At The End of The Hall by Nick Mamatas is a hard one to pin down. A woman lies old and weary in a hospital bed, life hasn’t quite worked out as well as she had hoped, her family are something of a disappointment. Lying there her head is full of thoughts, of the giant robots from the cover’s of her brother’s science fiction magazines when they were kids, to the power of wishes. All her life she has resisted making wishes, not because she doesn’t believe in the power of the wish, but because she has seen so many wishes frittered away on silly things. Here and now, perhaps it is time, at last for her to make a wish?

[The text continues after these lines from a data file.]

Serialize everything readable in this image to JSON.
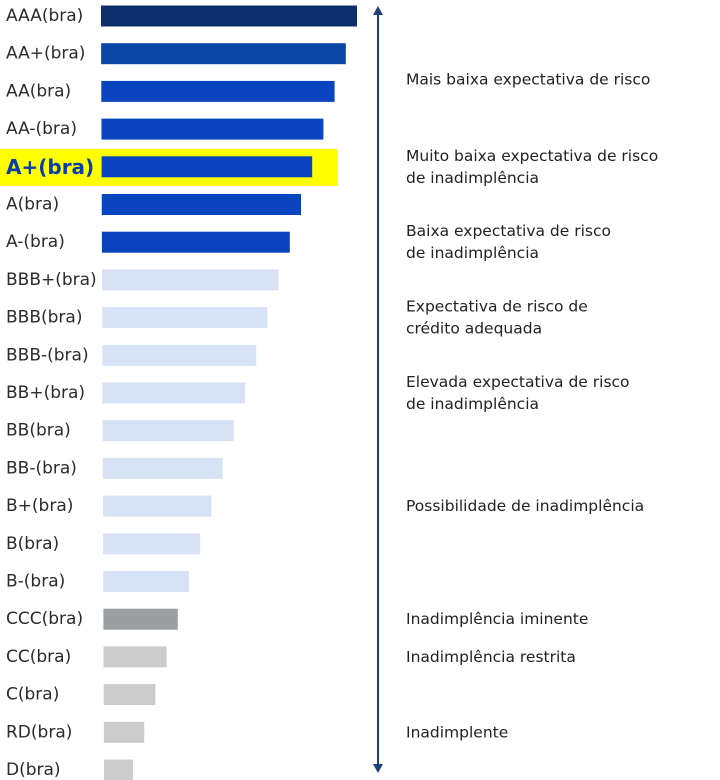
{
  "chart_data": {
    "type": "bar",
    "orientation": "horizontal",
    "highlight_category": "A+(bra)",
    "highlight_color": "#ffff00",
    "arrow_color": "#1f3f78",
    "categories": [
      "AAA(bra)",
      "AA+(bra)",
      "AA(bra)",
      "AA-(bra)",
      "A+(bra)",
      "A(bra)",
      "A-(bra)",
      "BBB+(bra)",
      "BBB(bra)",
      "BBB-(bra)",
      "BB+(bra)",
      "BB(bra)",
      "BB-(bra)",
      "B+(bra)",
      "B(bra)",
      "B-(bra)",
      "CCC(bra)",
      "CC(bra)",
      "C(bra)",
      "RD(bra)",
      "D(bra)"
    ],
    "values": [
      21,
      20,
      19,
      18,
      17,
      16,
      15,
      14,
      13,
      12,
      11,
      10,
      9,
      8,
      7,
      6,
      5,
      4,
      3,
      2,
      1
    ],
    "xlim": [
      0,
      21
    ],
    "colors": [
      "#0d2d6b",
      "#0b47a6",
      "#0b44bf",
      "#0b44bf",
      "#0b44bf",
      "#0b44bf",
      "#0b44bf",
      "#d7e3f4",
      "#d7e3f4",
      "#d7e3f4",
      "#d7e3f4",
      "#d7e3f4",
      "#d7e3f4",
      "#d7e3f4",
      "#d7e3f4",
      "#d7e3f4",
      "#9c9fa1",
      "#cccccc",
      "#cccccc",
      "#cccccc",
      "#cccccc"
    ],
    "descriptions": [
      {
        "lines": [
          "Mais baixa expectativa de risco"
        ],
        "category": "AA(bra)"
      },
      {
        "lines": [
          "Muito baixa expectativa de risco",
          "de inadimplência"
        ],
        "category": "A+(bra)"
      },
      {
        "lines": [
          "Baixa expectativa de risco",
          "de inadimplência"
        ],
        "category": "A-(bra)"
      },
      {
        "lines": [
          "Expectativa de risco de",
          "crédito adequada"
        ],
        "category": "BBB(bra)"
      },
      {
        "lines": [
          "Elevada expectativa de risco",
          "de inadimplência"
        ],
        "category": "BB+(bra)"
      },
      {
        "lines": [
          "Possibilidade de inadimplência"
        ],
        "category": "B+(bra)"
      },
      {
        "lines": [
          "Inadimplência iminente"
        ],
        "category": "CCC(bra)"
      },
      {
        "lines": [
          "Inadimplência restrita"
        ],
        "category": "CC(bra)"
      },
      {
        "lines": [
          "Inadimplente"
        ],
        "category": "RD(bra)"
      }
    ]
  }
}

To a degree Summer Ice by Holly Phillips is the least genre orientated of the entire collection, and it does beg the question of how it qualifies to be in a fantasy collection at all. Though it certainly has a charm, and I enjoyed it more than some of the more blink and you miss it pieces that are included. Manon has just moved to a new city, taken on as a young instructor at the art school. She has been given praise for her talent, but she is less than confident about that, let alone actually knowing how to teach other young people to become artists. She keeps herself busy, works with the other residents of the block of flats on the new roof garden their land lord has allowed them to have, works with a volunteer group in the community to clear waste ground. But it is in the ice cream shop that she visits as often as she can, tempted by the sweet treat in the hot weather, that she finally starts to become inspired.
In reflection I think I would pick out My Father’s Mask, The Farmer’s Cat, The Language of Moths, The Dybbuk in Love, Monster and Summer Ice as the stand out stories, those which I enjoyed the most in this collection.